Acórdão do Tribunal da Relação do Porto
Processo:
0315041
Nº Convencional: JTRP00036697
Relator: FERNANDO MONTERROSO
Descritores: CONDUÇÃO SOB O EFEITO DE ÁLCOOL
INIBIÇÃO DA FACULDADE DE CONDUZIR
SUSPENSÃO DA EXECUÇÃO DA PENA
MEDIDA DA PENA
FINS DA PENA
Nº do Documento: RP200312100315041
Data do Acordão: 12/10/2003
Votação: UNANIMIDADE
Tribunal Recorrido: T J CHAVES 1J
Texto Integral: S
Privacidade: 1
Meio Processual: REC PENAL.
Decisão: REJEITADO O RECURSO.
Área Temática: .
Sumário: I - A lei não permite a suspensão da execução da sanção acessória de proibição de conduzir veículos motorizados quando tiver sido aplicada pela prática de um crime de condução de veículo sob a influência de álcool (artigo 291 do Código Penal).
II - Conduzindo o arguido com uma TAS de 2,02 gr/l, não é exagerada a pena acessória aplicada de 4 meses de inibição de conduzir.
III - Em termos de prevenção geral as penas visam manter e reforçar a confiança da comunidade na validade e vigência do ordenamento juridico-penal.
IV - A pena concretamente aplicada não pode pôr em causa o limite inferior constituído pelas exigências mínimas da defesa do ordenamento jurídico.

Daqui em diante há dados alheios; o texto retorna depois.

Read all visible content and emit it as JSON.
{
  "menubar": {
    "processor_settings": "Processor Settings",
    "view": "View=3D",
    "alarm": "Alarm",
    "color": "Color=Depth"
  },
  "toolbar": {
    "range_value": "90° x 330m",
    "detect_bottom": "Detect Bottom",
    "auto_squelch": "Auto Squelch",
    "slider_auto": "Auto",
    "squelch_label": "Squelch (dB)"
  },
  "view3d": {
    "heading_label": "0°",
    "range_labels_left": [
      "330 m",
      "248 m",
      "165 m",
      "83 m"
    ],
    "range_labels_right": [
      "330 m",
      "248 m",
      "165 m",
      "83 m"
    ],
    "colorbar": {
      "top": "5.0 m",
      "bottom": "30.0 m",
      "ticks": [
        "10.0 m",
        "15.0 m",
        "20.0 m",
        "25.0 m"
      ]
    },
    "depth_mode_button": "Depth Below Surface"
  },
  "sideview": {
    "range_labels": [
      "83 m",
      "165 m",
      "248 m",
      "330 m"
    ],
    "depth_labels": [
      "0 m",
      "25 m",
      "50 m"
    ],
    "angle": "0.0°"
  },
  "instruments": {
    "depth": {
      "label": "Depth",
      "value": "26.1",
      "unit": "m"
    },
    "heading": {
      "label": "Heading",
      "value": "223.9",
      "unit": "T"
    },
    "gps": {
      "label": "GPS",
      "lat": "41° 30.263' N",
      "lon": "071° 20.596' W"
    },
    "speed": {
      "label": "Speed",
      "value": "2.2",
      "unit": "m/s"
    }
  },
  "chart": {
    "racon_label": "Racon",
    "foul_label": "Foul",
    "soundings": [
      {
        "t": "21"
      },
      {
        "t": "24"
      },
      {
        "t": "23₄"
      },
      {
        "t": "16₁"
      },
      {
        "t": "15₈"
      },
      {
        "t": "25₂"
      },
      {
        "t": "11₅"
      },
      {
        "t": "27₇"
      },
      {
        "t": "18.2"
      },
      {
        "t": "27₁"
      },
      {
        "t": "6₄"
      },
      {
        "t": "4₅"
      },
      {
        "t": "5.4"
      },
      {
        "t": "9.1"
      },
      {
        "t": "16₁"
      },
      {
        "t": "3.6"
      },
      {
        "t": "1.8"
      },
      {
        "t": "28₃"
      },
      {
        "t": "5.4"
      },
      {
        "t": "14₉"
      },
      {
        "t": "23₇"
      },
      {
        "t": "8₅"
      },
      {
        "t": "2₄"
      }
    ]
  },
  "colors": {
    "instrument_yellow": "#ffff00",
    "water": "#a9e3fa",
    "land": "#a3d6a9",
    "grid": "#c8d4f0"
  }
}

V - A participação em "festejos patrióticos" pela vitória na final da TAÇA UEFA não justifica a condução sob a influência de álcool.
Reclamações:
Decisão Texto Integral: Acordam no Tribunal da Relação do Porto

No -º Juízo do Tribunal da Comarca de....., em processo sumário (Proc. ../..), foi condenado o arguido Joaquim....., por um crime de condução de veículo em estado de embriaguez p. e p. pelo art. 292 do Cod. Penal em:
- 90 (noventa) dias de multa à taxa diária de € 4,00 (quatro euros); e
- na pena acessória de proibição de conduzir veículos motorizados pelo período de 4 (quatro) meses.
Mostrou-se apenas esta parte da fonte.